Staghouwer era la persona sbagliata nel posto sbagliato, pensa anche lui. Nel frattempo, permane l’incertezza per gli agricoltori sul loro futuro dopo che la legge sulle emissioni di azoto dimezzate è stata confermata dal governo.

La persona che subentrerà a Staghouwer dovrà avere un buon background, perché il dossier sull’azoto e la sostenibilità dell’agricoltura sono problemi connessi.
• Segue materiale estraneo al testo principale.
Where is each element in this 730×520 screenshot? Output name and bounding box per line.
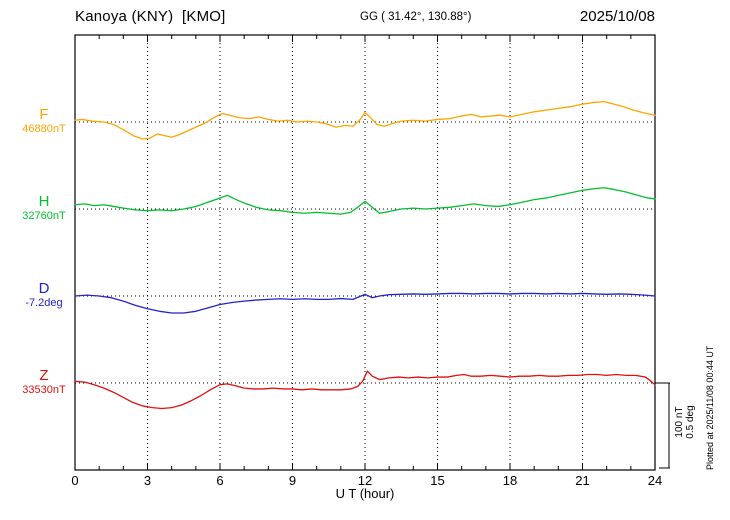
series-baseline-D: -7.2deg	[25, 297, 63, 309]
plot-frame	[74, 34, 656, 471]
x-axis-label: U T (hour)	[335, 486, 395, 501]
series-letter-D: D	[38, 280, 50, 297]
station-title: Kanoya (KNY) [KMO]	[75, 8, 226, 25]
geographic-coords: GG ( 31.42°, 130.88°)	[360, 11, 472, 23]
series-label-F: F 46880nT	[12, 107, 76, 136]
scale-nt-label: 100 nT	[674, 406, 685, 438]
series-letter-Z: Z	[39, 367, 49, 384]
trace-D	[74, 292, 656, 314]
trace-Z	[74, 370, 656, 410]
scale-bar-label: 100 nT 0.5 deg	[674, 394, 696, 450]
trace-F	[74, 100, 656, 140]
series-baseline-H: 32760nT	[22, 210, 66, 222]
series-letter-F: F	[39, 106, 49, 123]
series-label-H: H 32760nT	[12, 194, 76, 223]
series-label-D: D -7.2deg	[12, 281, 76, 310]
plotted-at-note: Plotted at 2025/11/08 00:44 UT	[705, 345, 715, 470]
scale-deg-label: 0.5 deg	[685, 405, 696, 439]
trace-H	[74, 187, 656, 215]
plot-date: 2025/10/08	[579, 8, 655, 25]
series-label-Z: Z 33530nT	[12, 368, 76, 397]
series-baseline-F: 46880nT	[22, 123, 66, 135]
series-baseline-Z: 33530nT	[22, 384, 66, 396]
series-letter-H: H	[38, 193, 50, 210]
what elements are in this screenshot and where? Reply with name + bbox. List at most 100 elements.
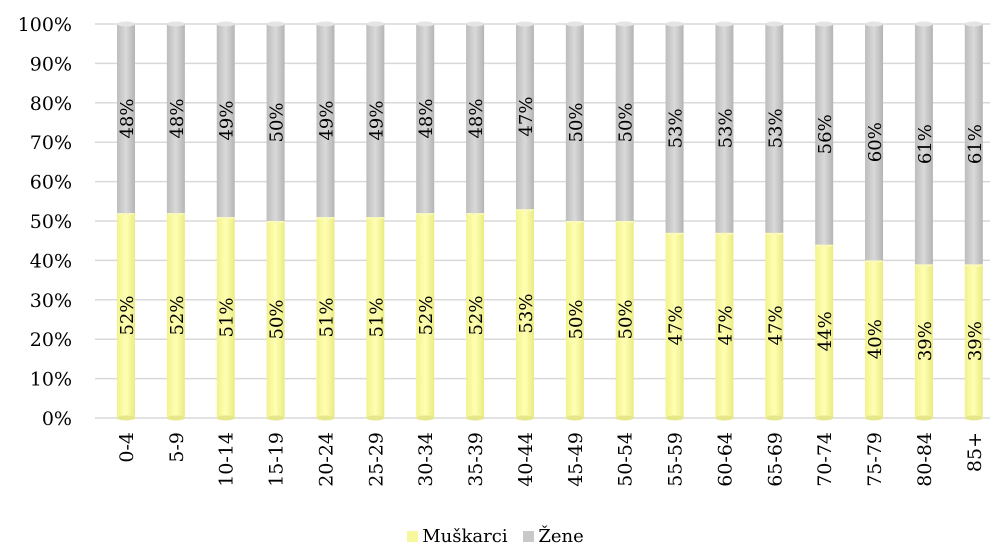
data-label: 50%	[566, 102, 587, 142]
data-label: 53%	[666, 108, 687, 148]
bar-zene-cap	[665, 21, 684, 27]
bar-base	[865, 415, 884, 421]
data-label: 60%	[865, 122, 886, 162]
bar-base	[266, 415, 285, 421]
bar-muskarci	[515, 209, 534, 418]
y-tick-label: 90%	[30, 53, 72, 75]
bar-zene	[964, 24, 983, 265]
x-tick-label: 55-59	[665, 432, 687, 487]
x-tick-label: 80-84	[914, 432, 936, 487]
y-tick-label: 0%	[42, 408, 72, 430]
bar-zene-cap	[765, 21, 784, 27]
data-label: 48%	[167, 99, 188, 139]
x-tick-label: 50-54	[615, 432, 637, 487]
bar-zene-cap	[166, 21, 185, 27]
legend-swatch-zene	[523, 531, 535, 542]
y-tick-label: 60%	[30, 172, 72, 194]
bar-muskarci	[466, 213, 485, 418]
bar-zene-cap	[316, 21, 335, 27]
bar-zene-cap	[964, 21, 983, 27]
x-axis-ticks: 0-4 5-9 10-14 15-19 20-24 25-29 30-34 35-39 40-4…	[116, 432, 986, 487]
bar-zene	[914, 24, 933, 265]
bar-zene	[316, 24, 335, 218]
data-label: 52%	[117, 296, 138, 336]
bar-muskarci	[665, 232, 684, 418]
data-label: 39%	[915, 321, 936, 361]
data-label: 50%	[616, 102, 637, 142]
data-label: 50%	[267, 299, 288, 339]
data-label: 39%	[965, 321, 986, 361]
x-tick-label: 10-14	[216, 432, 238, 487]
bar-base	[416, 415, 435, 421]
bar-muskarci	[416, 213, 435, 418]
bar-zene	[216, 24, 235, 218]
bar-zene-cap	[715, 21, 734, 27]
data-label: 50%	[267, 102, 288, 142]
data-labels: 52% 48% 52% 48% 51% 49% 50% 50% 51% 49% 51% 49% 52% 4…	[117, 97, 986, 362]
data-label: 51%	[217, 298, 238, 338]
bar-base	[166, 415, 185, 421]
bar-zene	[166, 24, 185, 214]
bar-base	[964, 415, 983, 421]
bar-muskarci	[615, 221, 634, 418]
x-tick-label: 25-29	[365, 432, 387, 487]
x-tick-label: 15-19	[266, 432, 288, 487]
data-label: 61%	[915, 124, 936, 164]
bar-base	[117, 415, 135, 421]
bar-zene-cap	[366, 21, 385, 27]
bar-zene	[665, 24, 684, 233]
data-label: 53%	[765, 108, 786, 148]
bar-zene-cap	[216, 21, 235, 27]
data-label: 49%	[217, 101, 238, 141]
bar-muskarci	[366, 217, 385, 418]
bar-zene-cap	[266, 21, 285, 27]
bar-zene-cap	[515, 21, 534, 27]
data-label: 52%	[416, 296, 437, 336]
data-label: 50%	[616, 299, 637, 339]
bar-zene	[765, 24, 784, 233]
bar-zene-cap	[865, 21, 884, 27]
bar-base	[515, 415, 534, 421]
x-tick-label: 70-74	[814, 432, 836, 487]
data-label: 53%	[516, 294, 537, 334]
y-tick-label: 40%	[30, 250, 72, 272]
bar-base	[715, 415, 734, 421]
bar-zene	[416, 24, 435, 214]
bar-base	[366, 415, 385, 421]
data-label: 49%	[316, 101, 337, 141]
x-tick-label: 0-4	[116, 432, 138, 463]
x-tick-label: 85+	[964, 432, 986, 472]
bar-zene	[565, 24, 584, 221]
y-tick-label: 100%	[18, 14, 72, 36]
data-label: 56%	[815, 114, 836, 154]
legend-swatch-muskarci	[407, 531, 419, 542]
legend-item-muskarci: Muškarci	[407, 526, 508, 547]
y-tick-label: 70%	[30, 132, 72, 154]
data-label: 52%	[167, 296, 188, 336]
x-tick-label: 40-44	[515, 432, 537, 487]
bar-muskarci	[964, 264, 983, 418]
data-label: 51%	[316, 298, 337, 338]
bar-base	[815, 415, 834, 421]
bar-zene	[266, 24, 285, 221]
bar-zene	[366, 24, 385, 218]
data-label: 61%	[965, 124, 986, 164]
bar-base	[765, 415, 784, 421]
data-label: 47%	[715, 305, 736, 345]
y-tick-label: 20%	[30, 329, 72, 351]
bar-base	[316, 415, 335, 421]
y-tick-label: 10%	[30, 369, 72, 391]
bar-base	[466, 415, 485, 421]
x-tick-label: 20-24	[315, 432, 337, 487]
bar-muskarci	[865, 260, 884, 418]
bar-zene	[117, 24, 135, 214]
bar-muskarci	[565, 221, 584, 418]
legend-label-muskarci: Muškarci	[422, 526, 508, 547]
data-label: 40%	[865, 319, 886, 359]
data-label: 53%	[715, 108, 736, 148]
data-label: 50%	[566, 299, 587, 339]
legend-label-zene: Žene	[538, 526, 584, 547]
y-tick-label: 30%	[30, 290, 72, 312]
bar-muskarci	[266, 221, 285, 418]
data-label: 52%	[466, 296, 487, 336]
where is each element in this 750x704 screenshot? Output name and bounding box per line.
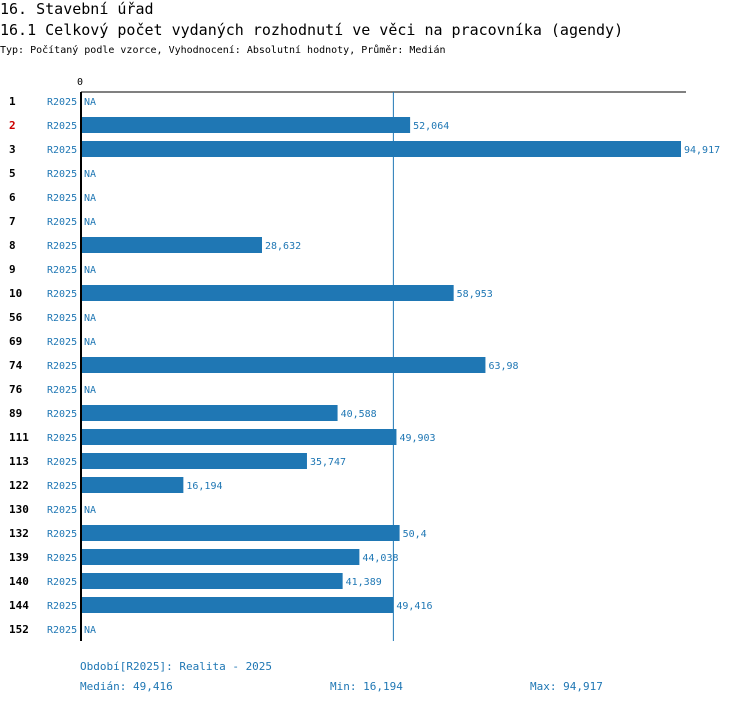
data-label: NA — [84, 97, 96, 108]
category-label: 89 — [9, 407, 22, 420]
data-label: NA — [84, 217, 96, 228]
category-label: 3 — [9, 143, 16, 156]
chart-title: 16.1 Celkový počet vydaných rozhodnutí v… — [0, 21, 624, 39]
footer-period: Období[R2025]: Realita - 2025 — [80, 660, 273, 673]
category-label: 10 — [9, 287, 22, 300]
category-label: 1 — [9, 95, 16, 108]
bar — [81, 117, 411, 133]
data-label: 49,416 — [396, 601, 432, 612]
category-label: 152 — [9, 623, 29, 636]
bar — [81, 237, 262, 253]
series-label: R2025 — [47, 625, 77, 636]
category-label: 69 — [9, 335, 22, 348]
data-label: 50,4 — [403, 529, 427, 540]
data-label: 40,588 — [341, 409, 377, 420]
category-label: 8 — [9, 239, 16, 252]
series-label: R2025 — [47, 601, 77, 612]
series-label: R2025 — [47, 385, 77, 396]
data-label: 44,038 — [362, 553, 398, 564]
category-label: 56 — [9, 311, 23, 324]
page-title: 16. Stavební úřad — [0, 0, 154, 18]
category-label: 130 — [9, 503, 29, 516]
data-label: 41,389 — [346, 577, 382, 588]
category-label: 144 — [9, 599, 29, 612]
series-label: R2025 — [47, 529, 77, 540]
category-label: 139 — [9, 551, 29, 564]
data-label: NA — [84, 625, 96, 636]
category-label: 74 — [9, 359, 23, 372]
data-label: 28,632 — [265, 241, 301, 252]
data-label: NA — [84, 313, 96, 324]
category-label: 2 — [9, 119, 16, 132]
bar — [81, 429, 397, 445]
bar — [81, 285, 454, 301]
series-label: R2025 — [47, 145, 77, 156]
series-label: R2025 — [47, 265, 77, 276]
bar — [81, 597, 394, 613]
series-label: R2025 — [47, 457, 77, 468]
footer-median: Medián: 49,416 — [80, 680, 173, 693]
series-label: R2025 — [47, 481, 77, 492]
bar — [81, 573, 343, 589]
footer-max: Max: 94,917 — [530, 680, 603, 693]
bar — [81, 477, 184, 493]
series-label: R2025 — [47, 169, 77, 180]
series-label: R2025 — [47, 289, 77, 300]
data-label: NA — [84, 385, 96, 396]
bar — [81, 525, 400, 541]
series-label: R2025 — [47, 217, 77, 228]
category-label: 113 — [9, 455, 29, 468]
data-label: 49,903 — [399, 433, 435, 444]
data-label: 94,917 — [684, 145, 720, 156]
series-label: R2025 — [47, 505, 77, 516]
series-label: R2025 — [47, 121, 77, 132]
bar — [81, 453, 307, 469]
series-label: R2025 — [47, 577, 77, 588]
series-label: R2025 — [47, 241, 77, 252]
data-label: NA — [84, 505, 96, 516]
data-label: 58,953 — [457, 289, 493, 300]
data-label: 16,194 — [186, 481, 222, 492]
data-label: NA — [84, 193, 96, 204]
data-label: 52,064 — [413, 121, 449, 132]
category-label: 5 — [9, 167, 16, 180]
series-label: R2025 — [47, 361, 77, 372]
bar — [81, 405, 338, 421]
x-tick-label: 0 — [77, 77, 83, 88]
data-label: NA — [84, 265, 96, 276]
bar-chart: 0 1 R2025 NA 2 R2025 52,064 3 R2025 94,917 5 R2025 N… — [9, 77, 720, 641]
data-label: NA — [84, 169, 96, 180]
category-label: 122 — [9, 479, 29, 492]
series-label: R2025 — [47, 97, 77, 108]
category-label: 111 — [9, 431, 29, 444]
series-label: R2025 — [47, 553, 77, 564]
category-label: 7 — [9, 215, 16, 228]
category-label: 140 — [9, 575, 29, 588]
category-label: 132 — [9, 527, 29, 540]
series-label: R2025 — [47, 193, 77, 204]
footer-min: Min: 16,194 — [330, 680, 403, 693]
series-label: R2025 — [47, 313, 77, 324]
bar — [81, 357, 486, 373]
data-label: 63,98 — [488, 361, 518, 372]
series-label: R2025 — [47, 433, 77, 444]
data-label: 35,747 — [310, 457, 346, 468]
data-label: NA — [84, 337, 96, 348]
bar — [81, 141, 681, 157]
category-label: 6 — [9, 191, 16, 204]
series-label: R2025 — [47, 337, 77, 348]
series-label: R2025 — [47, 409, 77, 420]
category-label: 9 — [9, 263, 16, 276]
chart-type-info: Typ: Počítaný podle vzorce, Vyhodnocení:… — [0, 45, 446, 56]
category-label: 76 — [9, 383, 23, 396]
bar — [81, 549, 360, 565]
Al momento del suo insediamento, il governo ha stanziato ben 25 miliardi di euro per affrontare il problema dell’azoto e soprattutto la transizione dell’agricoltura verso un futuro sostenibile. Il ministro dimissionario non è stato in grado di elaborare misure fattibili per offrire agli agricoltori le prospettive future di cui hanno bisogno.

Stando a NOS, il ministro aveva una tabella di marcia da rispettare prima della presentazione del budget ma non è stato in grado rispettarla. Quei “compiti” dovevano essere conclusi prima del terzo martedì di settembre, ma Staghouwer ha annunciato ieri di voler aspettare i colloqui guidati da Johan Remkes.

Quando si è scoperto che non era riuscito a convincere gli agricoltori olandesi della necessità di un cambiamento nella deroga concessa dall’UE all’Olanda, e che quella deroga non poteva più essere tollerata, il ministro ha deciso di andare. Non sono la persona giusta”, ha detto in una breve spiegazione della sua partenza.

Il ministro, dice NOS, sarebbe stato “sorvegliato speciale” da un po’ perchè in molti non lo ritenevano all’altezza dell’incarico.